I hope to also work with new all original material with Mikel Rollins, Sean Peabody, Kurt Jensen, Jack Hanan and Bruce Hazen to follow up my previous album, Not Changing, in 2021. I just started working with 4W1, a European agent and hope to play there a lot in the near future.

There’s another thing worth mentioning. I got this originally cast album of this musical, Little Rock, that I co-composed with Richard Gray – a musical director for a lot of musical theater productions in Seattle. I did that back in the era of The Rockinghams in the mid-‘90s. The Little Rock Original Cast Album was never released, because the people that performed on it were Equity actors – which is the actors’ union – and I could never get permission to release it until now. And I finally got the ability to release that on my label, Precedent Records, hopefully at some point in the near future. It’s a really cool record. I would classify it as a cross between West Side Story and Grease, maybe more serious than Grease. It’s kind of fun and has elements of rock’n’roll, rockabilly and blues. I started to get hooked on Sonny Boy Williamson when I did research in order to get inspiration to Little Rock. Since the musical is about integration (Little Rock Nine) in the deep south, it also connects to some of the elements of the life story of Sonny Boy Williamson. But we wrote Little Rock with a lot of fun and comedy in it, as well with an educational aim. Little Rock was set up by a children’s theatre production company in Seattle, but it also had a run in a few different theaters around the country, in Little Rock, Arkansas, for instance. It was a hard show to do, so it didn’t have the kind of legs I it could have now. We had a huge cast with a lot of characters and we needed so many people on stage to do the show. That made it tough, and expensive, too. It hasn’t been done since the late ‘90s, but I’d like to bring Little Rock back and update it.
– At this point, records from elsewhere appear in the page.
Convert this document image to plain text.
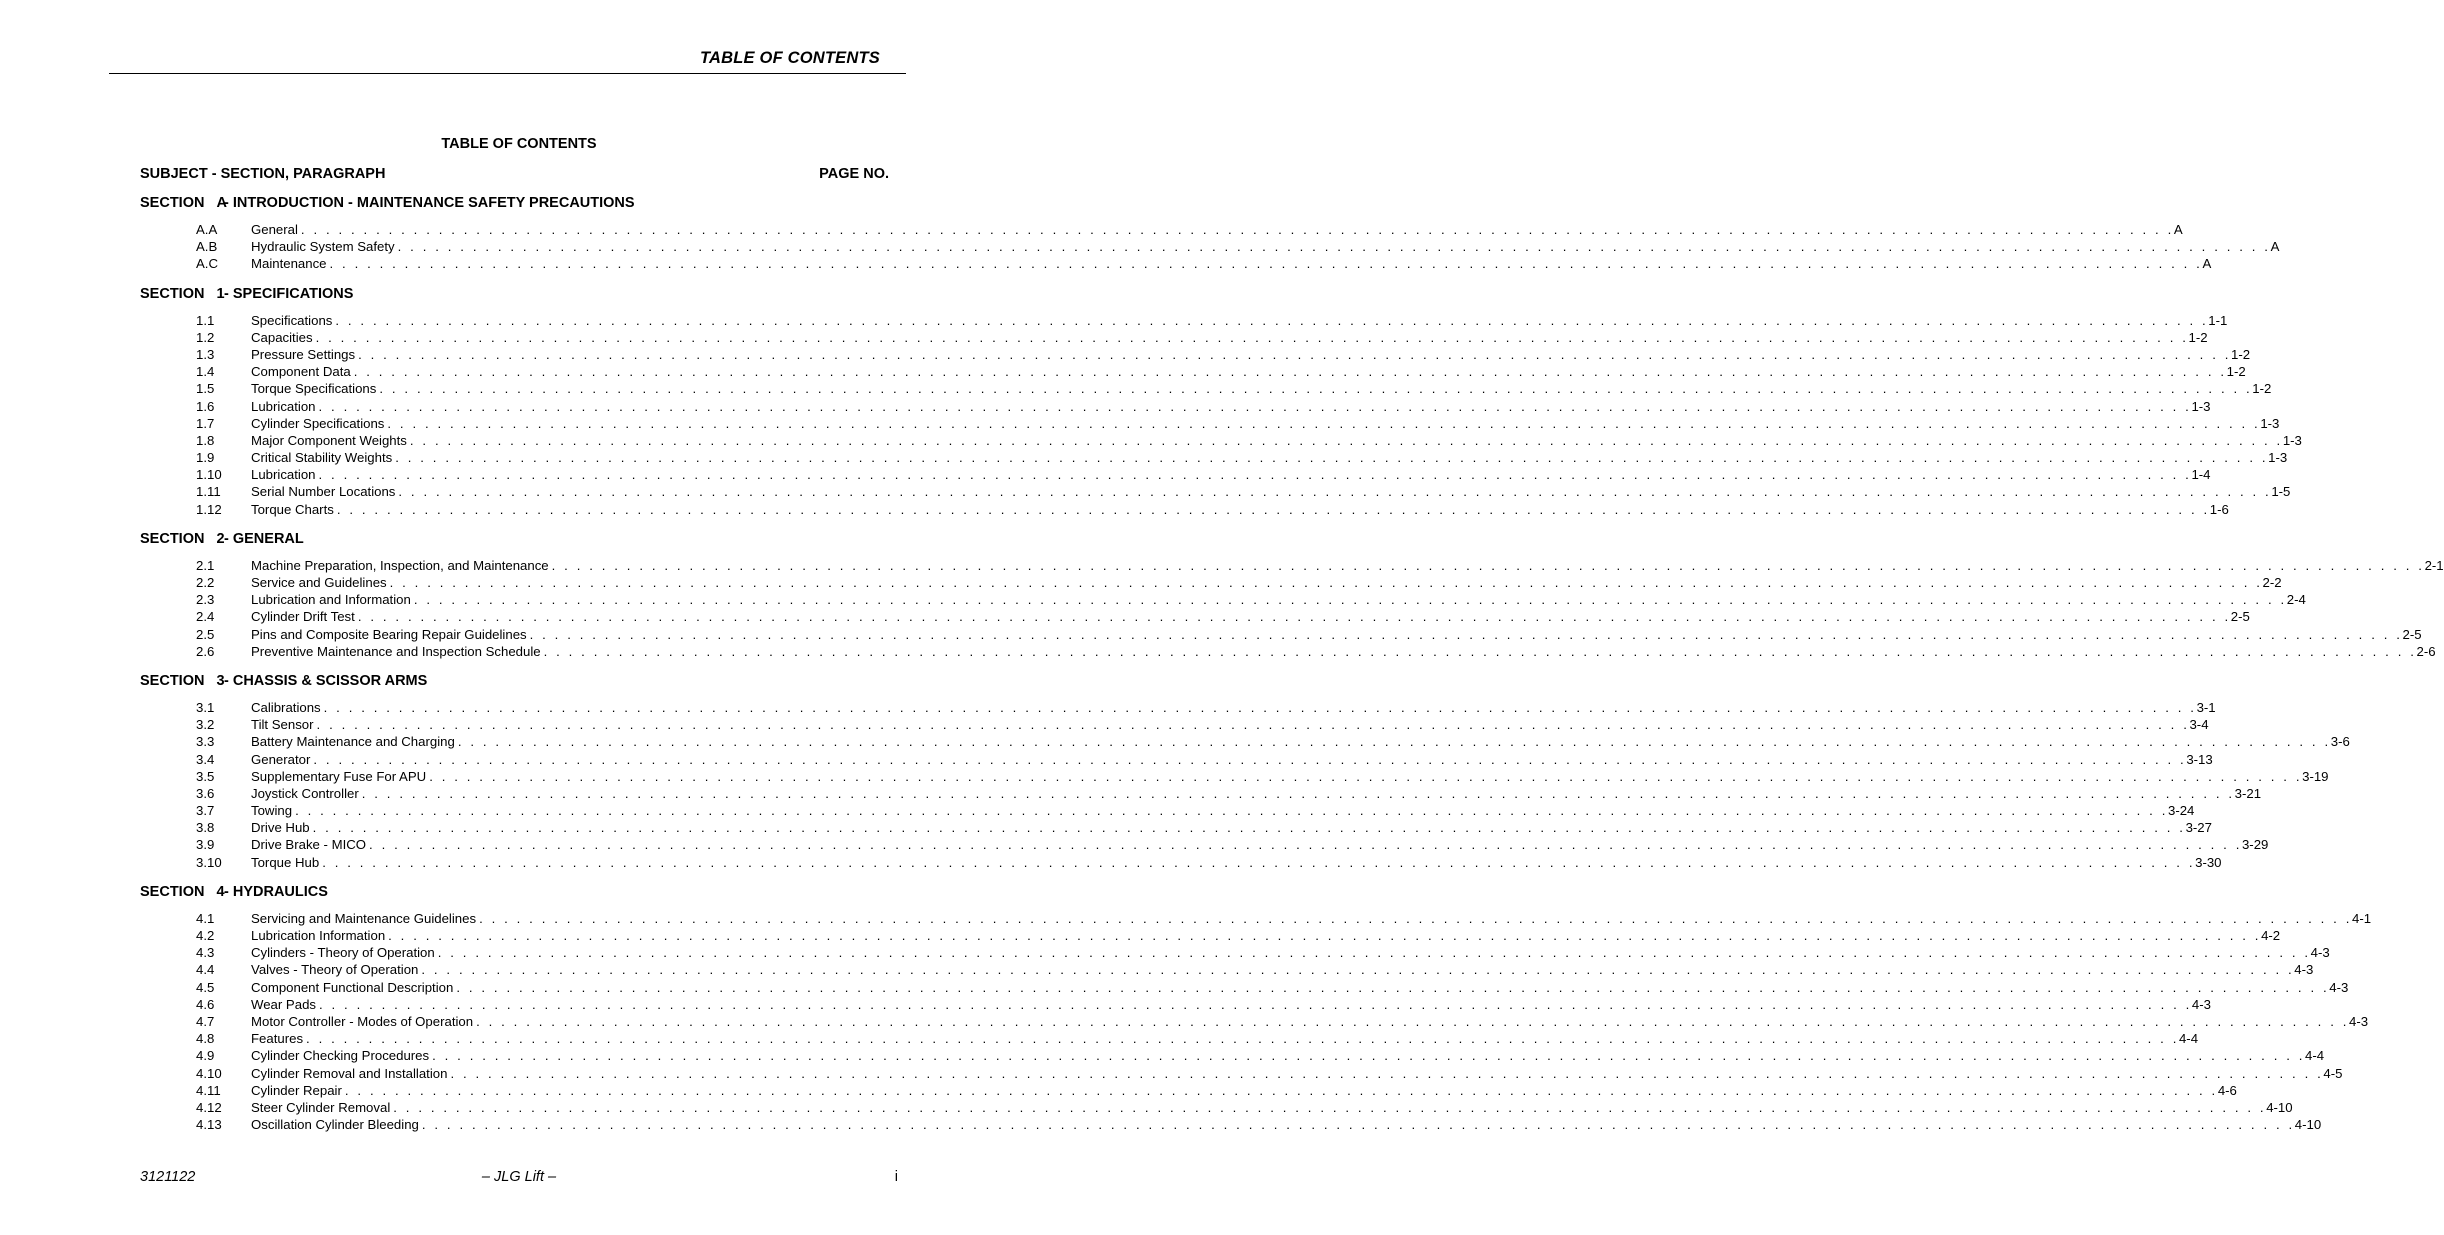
TABLE OF CONTENTS
TABLE OF CONTENTS
SUBJECT - SECTION, PARAGRAPH	PAGE NO.
SECTION A- INTRODUCTION - MAINTENANCE SAFETY PRECAUTIONS
A.A	General . . . . . . . . . . . . . . . . . . . . . . . . . . . . . . . . . . . . . . . . . . . . . . . . . . . . . . . . . . . . . . . . . . . . . . . . . . . . . . . . . . . . . . . . . . . . . . . . . . . . . . . . . . . . . . . . . . . . . . . . . . . . . . . . . . . . . . . . . . . . . . . . . . . . . . A
A.B	Hydraulic System Safety . . . . . . . . . . . . . . . . . . . . . . . . . . . . . . . . . . . . . . . . . . . . . . . . . . . . . . . . . . . . . . . . . . . . . . . . . . . . . . . . . . . . . . . . . . . . . . . . . . . . . . . . . . . . . . . . . . . . . . . . . . . . . . . . . . . . . . . . . . . . . . . . . . . . . . A
A.C	Maintenance . . . . . . . . . . . . . . . . . . . . . . . . . . . . . . . . . . . . . . . . . . . . . . . . . . . . . . . . . . . . . . . . . . . . . . . . . . . . . . . . . . . . . . . . . . . . . . . . . . . . . . . . . . . . . . . . . . . . . . . . . . . . . . . . . . . . . . . . . . . . . . . . . . . . . . A
SECTION 1- SPECIFICATIONS
1.1	Specifications . . . . . . . . . . . . . . . . . . . . . . . . . . . . . . . . . . . . . . . . . . . . . . . . . . . . . . . . . . . . . . . . . . . . . . . . . . . . . . . . . . . . . . . . . . . . . . . . . . . . . . . . . . . . . . . . . . . . . . . . . . . . . . . . . . . . . . . . . . . . . . . . . . . . . . 1-1
1.2	Capacities . . . . . . . . . . . . . . . . . . . . . . . . . . . . . . . . . . . . . . . . . . . . . . . . . . . . . . . . . . . . . . . . . . . . . . . . . . . . . . . . . . . . . . . . . . . . . . . . . . . . . . . . . . . . . . . . . . . . . . . . . . . . . . . . . . . . . . . . . . . . . . . . . . . . . . 1-2
1.3	Pressure Settings . . . . . . . . . . . . . . . . . . . . . . . . . . . . . . . . . . . . . . . . . . . . . . . . . . . . . . . . . . . . . . . . . . . . . . . . . . . . . . . . . . . . . . . . . . . . . . . . . . . . . . . . . . . . . . . . . . . . . . . . . . . . . . . . . . . . . . . . . . . . . . . . . . . . . . 1-2
1.4	Component Data . . . . . . . . . . . . . . . . . . . . . . . . . . . . . . . . . . . . . . . . . . . . . . . . . . . . . . . . . . . . . . . . . . . . . . . . . . . . . . . . . . . . . . . . . . . . . . . . . . . . . . . . . . . . . . . . . . . . . . . . . . . . . . . . . . . . . . . . . . . . . . . . . . . . . . 1-2
1.5	Torque Specifications . . . . . . . . . . . . . . . . . . . . . . . . . . . . . . . . . . . . . . . . . . . . . . . . . . . . . . . . . . . . . . . . . . . . . . . . . . . . . . . . . . . . . . . . . . . . . . . . . . . . . . . . . . . . . . . . . . . . . . . . . . . . . . . . . . . . . . . . . . . . . . . . . . . . . . 1-2
1.6	Lubrication . . . . . . . . . . . . . . . . . . . . . . . . . . . . . . . . . . . . . . . . . . . . . . . . . . . . . . . . . . . . . . . . . . . . . . . . . . . . . . . . . . . . . . . . . . . . . . . . . . . . . . . . . . . . . . . . . . . . . . . . . . . . . . . . . . . . . . . . . . . . . . . . . . . . . . 1-3
1.7	Cylinder Specifications . . . . . . . . . . . . . . . . . . . . . . . . . . . . . . . . . . . . . . . . . . . . . . . . . . . . . . . . . . . . . . . . . . . . . . . . . . . . . . . . . . . . . . . . . . . . . . . . . . . . . . . . . . . . . . . . . . . . . . . . . . . . . . . . . . . . . . . . . . . . . . . . . . . . . . 1-3
1.8	Major Component Weights . . . . . . . . . . . . . . . . . . . . . . . . . . . . . . . . . . . . . . . . . . . . . . . . . . . . . . . . . . . . . . . . . . . . . . . . . . . . . . . . . . . . . . . . . . . . . . . . . . . . . . . . . . . . . . . . . . . . . . . . . . . . . . . . . . . . . . . . . . . . . . . . . . . . . . 1-3
1.9	Critical Stability Weights . . . . . . . . . . . . . . . . . . . . . . . . . . . . . . . . . . . . . . . . . . . . . . . . . . . . . . . . . . . . . . . . . . . . . . . . . . . . . . . . . . . . . . . . . . . . . . . . . . . . . . . . . . . . . . . . . . . . . . . . . . . . . . . . . . . . . . . . . . . . . . . . . . . . . . 1-3
1.10 Lubrication . . . . . . . . . . . . . . . . . . . . . . . . . . . . . . . . . . . . . . . . . . . . . . . . . . . . . . . . . . . . . . . . . . . . . . . . . . . . . . . . . . . . . . . . . . . . . . . . . . . . . . . . . . . . . . . . . . . . . . . . . . . . . . . . . . . . . . . . . . . . . . . . . . . . . . 1-4
1.11 Serial Number Locations . . . . . . . . . . . . . . . . . . . . . . . . . . . . . . . . . . . . . . . . . . . . . . . . . . . . . . . . . . . . . . . . . . . . . . . . . . . . . . . . . . . . . . . . . . . . . . . . . . . . . . . . . . . . . . . . . . . . . . . . . . . . . . . . . . . . . . . . . . . . . . . . . . . . . . 1-5
1.12 Torque Charts . . . . . . . . . . . . . . . . . . . . . . . . . . . . . . . . . . . . . . . . . . . . . . . . . . . . . . . . . . . . . . . . . . . . . . . . . . . . . . . . . . . . . . . . . . . . . . . . . . . . . . . . . . . . . . . . . . . . . . . . . . . . . . . . . . . . . . . . . . . . . . . . . . . . . . 1-6
SECTION 2- GENERAL
2.1	Machine Preparation, Inspection, and Maintenance . . . . . . . . . . . . . . . . . . . . . . . . . . . . . . . . . . . . . . . . . . . . . . . . . . . . . . . . . . . . . . . . . . . . . . . . . . . . . . . . . . . . . . . . . . . . . . . . . . . . . . . . . . . . . . . . . . . . . . . . . . . . . . . . . . . . . . . . . . . . . . . . . . . . . . 2-1
2.2	Service and Guidelines . . . . . . . . . . . . . . . . . . . . . . . . . . . . . . . . . . . . . . . . . . . . . . . . . . . . . . . . . . . . . . . . . . . . . . . . . . . . . . . . . . . . . . . . . . . . . . . . . . . . . . . . . . . . . . . . . . . . . . . . . . . . . . . . . . . . . . . . . . . . . . . . . . . . . . 2-2
2.3	Lubrication and Information . . . . . . . . . . . . . . . . . . . . . . . . . . . . . . . . . . . . . . . . . . . . . . . . . . . . . . . . . . . . . . . . . . . . . . . . . . . . . . . . . . . . . . . . . . . . . . . . . . . . . . . . . . . . . . . . . . . . . . . . . . . . . . . . . . . . . . . . . . . . . . . . . . . . . . 2-4
2.4	Cylinder Drift Test . . . . . . . . . . . . . . . . . . . . . . . . . . . . . . . . . . . . . . . . . . . . . . . . . . . . . . . . . . . . . . . . . . . . . . . . . . . . . . . . . . . . . . . . . . . . . . . . . . . . . . . . . . . . . . . . . . . . . . . . . . . . . . . . . . . . . . . . . . . . . . . . . . . . . . 2-5
2.5	Pins and Composite Bearing Repair Guidelines . . . . . . . . . . . . . . . . . . . . . . . . . . . . . . . . . . . . . . . . . . . . . . . . . . . . . . . . . . . . . . . . . . . . . . . . . . . . . . . . . . . . . . . . . . . . . . . . . . . . . . . . . . . . . . . . . . . . . . . . . . . . . . . . . . . . . . . . . . . . . . . . . . . . . . 2-5
2.6	Preventive Maintenance and Inspection Schedule . . . . . . . . . . . . . . . . . . . . . . . . . . . . . . . . . . . . . . . . . . . . . . . . . . . . . . . . . . . . . . . . . . . . . . . . . . . . . . . . . . . . . . . . . . . . . . . . . . . . . . . . . . . . . . . . . . . . . . . . . . . . . . . . . . . . . . . . . . . . . . . . . . . . . . 2-6
SECTION 3- CHASSIS & SCISSOR ARMS
3.1	Calibrations . . . . . . . . . . . . . . . . . . . . . . . . . . . . . . . . . . . . . . . . . . . . . . . . . . . . . . . . . . . . . . . . . . . . . . . . . . . . . . . . . . . . . . . . . . . . . . . . . . . . . . . . . . . . . . . . . . . . . . . . . . . . . . . . . . . . . . . . . . . . . . . . . . . . . . 3-1
3.2	Tilt Sensor . . . . . . . . . . . . . . . . . . . . . . . . . . . . . . . . . . . . . . . . . . . . . . . . . . . . . . . . . . . . . . . . . . . . . . . . . . . . . . . . . . . . . . . . . . . . . . . . . . . . . . . . . . . . . . . . . . . . . . . . . . . . . . . . . . . . . . . . . . . . . . . . . . . . . . 3-4
3.3	Battery Maintenance and Charging . . . . . . . . . . . . . . . . . . . . . . . . . . . . . . . . . . . . . . . . . . . . . . . . . . . . . . . . . . . . . . . . . . . . . . . . . . . . . . . . . . . . . . . . . . . . . . . . . . . . . . . . . . . . . . . . . . . . . . . . . . . . . . . . . . . . . . . . . . . . . . . . . . . . . . 3-6
3.4	Generator . . . . . . . . . . . . . . . . . . . . . . . . . . . . . . . . . . . . . . . . . . . . . . . . . . . . . . . . . . . . . . . . . . . . . . . . . . . . . . . . . . . . . . . . . . . . . . . . . . . . . . . . . . . . . . . . . . . . . . . . . . . . . . . . . . . . . . . . . . . . . . . . . . . . . . 3-13
3.5	Supplementary Fuse For APU . . . . . . . . . . . . . . . . . . . . . . . . . . . . . . . . . . . . . . . . . . . . . . . . . . . . . . . . . . . . . . . . . . . . . . . . . . . . . . . . . . . . . . . . . . . . . . . . . . . . . . . . . . . . . . . . . . . . . . . . . . . . . . . . . . . . . . . . . . . . . . . . . . . . . . 3-19
3.6	Joystick Controller . . . . . . . . . . . . . . . . . . . . . . . . . . . . . . . . . . . . . . . . . . . . . . . . . . . . . . . . . . . . . . . . . . . . . . . . . . . . . . . . . . . . . . . . . . . . . . . . . . . . . . . . . . . . . . . . . . . . . . . . . . . . . . . . . . . . . . . . . . . . . . . . . . . . . . 3-21
3.7	Towing . . . . . . . . . . . . . . . . . . . . . . . . . . . . . . . . . . . . . . . . . . . . . . . . . . . . . . . . . . . . . . . . . . . . . . . . . . . . . . . . . . . . . . . . . . . . . . . . . . . . . . . . . . . . . . . . . . . . . . . . . . . . . . . . . . . . . . . . . . . . . . . . . . . . . . 3-24
3.8	Drive Hub . . . . . . . . . . . . . . . . . . . . . . . . . . . . . . . . . . . . . . . . . . . . . . . . . . . . . . . . . . . . . . . . . . . . . . . . . . . . . . . . . . . . . . . . . . . . . . . . . . . . . . . . . . . . . . . . . . . . . . . . . . . . . . . . . . . . . . . . . . . . . . . . . . . . . . 3-27
3.9	Drive Brake - MICO . . . . . . . . . . . . . . . . . . . . . . . . . . . . . . . . . . . . . . . . . . . . . . . . . . . . . . . . . . . . . . . . . . . . . . . . . . . . . . . . . . . . . . . . . . . . . . . . . . . . . . . . . . . . . . . . . . . . . . . . . . . . . . . . . . . . . . . . . . . . . . . . . . . . . . 3-29
3.10 Torque Hub . . . . . . . . . . . . . . . . . . . . . . . . . . . . . . . . . . . . . . . . . . . . . . . . . . . . . . . . . . . . . . . . . . . . . . . . . . . . . . . . . . . . . . . . . . . . . . . . . . . . . . . . . . . . . . . . . . . . . . . . . . . . . . . . . . . . . . . . . . . . . . . . . . . . . . 3-30
SECTION 4- HYDRAULICS
4.1	Servicing and Maintenance Guidelines . . . . . . . . . . . . . . . . . . . . . . . . . . . . . . . . . . . . . . . . . . . . . . . . . . . . . . . . . . . . . . . . . . . . . . . . . . . . . . . . . . . . . . . . . . . . . . . . . . . . . . . . . . . . . . . . . . . . . . . . . . . . . . . . . . . . . . . . . . . . . . . . . . . . . . 4-1
4.2	Lubrication Information . . . . . . . . . . . . . . . . . . . . . . . . . . . . . . . . . . . . . . . . . . . . . . . . . . . . . . . . . . . . . . . . . . . . . . . . . . . . . . . . . . . . . . . . . . . . . . . . . . . . . . . . . . . . . . . . . . . . . . . . . . . . . . . . . . . . . . . . . . . . . . . . . . . . . . 4-2
4.3	Cylinders - Theory of Operation . . . . . . . . . . . . . . . . . . . . . . . . . . . . . . . . . . . . . . . . . . . . . . . . . . . . . . . . . . . . . . . . . . . . . . . . . . . . . . . . . . . . . . . . . . . . . . . . . . . . . . . . . . . . . . . . . . . . . . . . . . . . . . . . . . . . . . . . . . . . . . . . . . . . . . 4-3
4.4	Valves - Theory of Operation . . . . . . . . . . . . . . . . . . . . . . . . . . . . . . . . . . . . . . . . . . . . . . . . . . . . . . . . . . . . . . . . . . . . . . . . . . . . . . . . . . . . . . . . . . . . . . . . . . . . . . . . . . . . . . . . . . . . . . . . . . . . . . . . . . . . . . . . . . . . . . . . . . . . . . 4-3
4.5	Component Functional Description . . . . . . . . . . . . . . . . . . . . . . . . . . . . . . . . . . . . . . . . . . . . . . . . . . . . . . . . . . . . . . . . . . . . . . . . . . . . . . . . . . . . . . . . . . . . . . . . . . . . . . . . . . . . . . . . . . . . . . . . . . . . . . . . . . . . . . . . . . . . . . . . . . . . . . 4-3
4.6	Wear Pads . . . . . . . . . . . . . . . . . . . . . . . . . . . . . . . . . . . . . . . . . . . . . . . . . . . . . . . . . . . . . . . . . . . . . . . . . . . . . . . . . . . . . . . . . . . . . . . . . . . . . . . . . . . . . . . . . . . . . . . . . . . . . . . . . . . . . . . . . . . . . . . . . . . . . . 4-3
4.7	Motor Controller - Modes of Operation . . . . . . . . . . . . . . . . . . . . . . . . . . . . . . . . . . . . . . . . . . . . . . . . . . . . . . . . . . . . . . . . . . . . . . . . . . . . . . . . . . . . . . . . . . . . . . . . . . . . . . . . . . . . . . . . . . . . . . . . . . . . . . . . . . . . . . . . . . . . . . . . . . . . . . 4-3
4.8	Features . . . . . . . . . . . . . . . . . . . . . . . . . . . . . . . . . . . . . . . . . . . . . . . . . . . . . . . . . . . . . . . . . . . . . . . . . . . . . . . . . . . . . . . . . . . . . . . . . . . . . . . . . . . . . . . . . . . . . . . . . . . . . . . . . . . . . . . . . . . . . . . . . . . . . . 4-4
4.9	Cylinder Checking Procedures . . . . . . . . . . . . . . . . . . . . . . . . . . . . . . . . . . . . . . . . . . . . . . . . . . . . . . . . . . . . . . . . . . . . . . . . . . . . . . . . . . . . . . . . . . . . . . . . . . . . . . . . . . . . . . . . . . . . . . . . . . . . . . . . . . . . . . . . . . . . . . . . . . . . . . 4-4
4.10 Cylinder Removal and Installation . . . . . . . . . . . . . . . . . . . . . . . . . . . . . . . . . . . . . . . . . . . . . . . . . . . . . . . . . . . . . . . . . . . . . . . . . . . . . . . . . . . . . . . . . . . . . . . . . . . . . . . . . . . . . . . . . . . . . . . . . . . . . . . . . . . . . . . . . . . . . . . . . . . . . . 4-5
4.11 Cylinder Repair . . . . . . . . . . . . . . . . . . . . . . . . . . . . . . . . . . . . . . . . . . . . . . . . . . . . . . . . . . . . . . . . . . . . . . . . . . . . . . . . . . . . . . . . . . . . . . . . . . . . . . . . . . . . . . . . . . . . . . . . . . . . . . . . . . . . . . . . . . . . . . . . . . . . . . 4-6
4.12 Steer Cylinder Removal . . . . . . . . . . . . . . . . . . . . . . . . . . . . . . . . . . . . . . . . . . . . . . . . . . . . . . . . . . . . . . . . . . . . . . . . . . . . . . . . . . . . . . . . . . . . . . . . . . . . . . . . . . . . . . . . . . . . . . . . . . . . . . . . . . . . . . . . . . . . . . . . . . . . . . 4-10
4.13 Oscillation Cylinder Bleeding . . . . . . . . . . . . . . . . . . . . . . . . . . . . . . . . . . . . . . . . . . . . . . . . . . . . . . . . . . . . . . . . . . . . . . . . . . . . . . . . . . . . . . . . . . . . . . . . . . . . . . . . . . . . . . . . . . . . . . . . . . . . . . . . . . . . . . . . . . . . . . . . . . . . . . 4-10
3121122	– JLG Lift –	i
Following the tradition, the PopDiggers’ interviews end with the interviewee being invited to present which songs he or she is currently listening to. Here is Jim Basnight’s list for your inspiration:

The KinksFace To Face Deluxe Edition; Session Man (1966/2011)

Elmore JamesThe Sky Is Crying: The History Of Elmore James; Madison Blues (1960/1993)

Johnny Thunders/Jerry NolanCount Down Love (7”; 1985/1997)

The HolliesLook Through Any Window (7”; 1965)

David BowieYoung Americans(Re-issue): It’s Gonna Be Me (1974/1991)

Len Berry1-2-3 (EP; 1965)

Rick HromadkaBetter Days; Better Days (2020)

Merle HaggardDaddy Frank (The Guitar Man) (7”; 1972)

Phyllis JohnsonFoolish Girl (digital track) (2018)

Live OnesYer Quite Welcome; Right On Sister (2011)


Thanks, Jim, for sharing your time and memories with PopDiggers!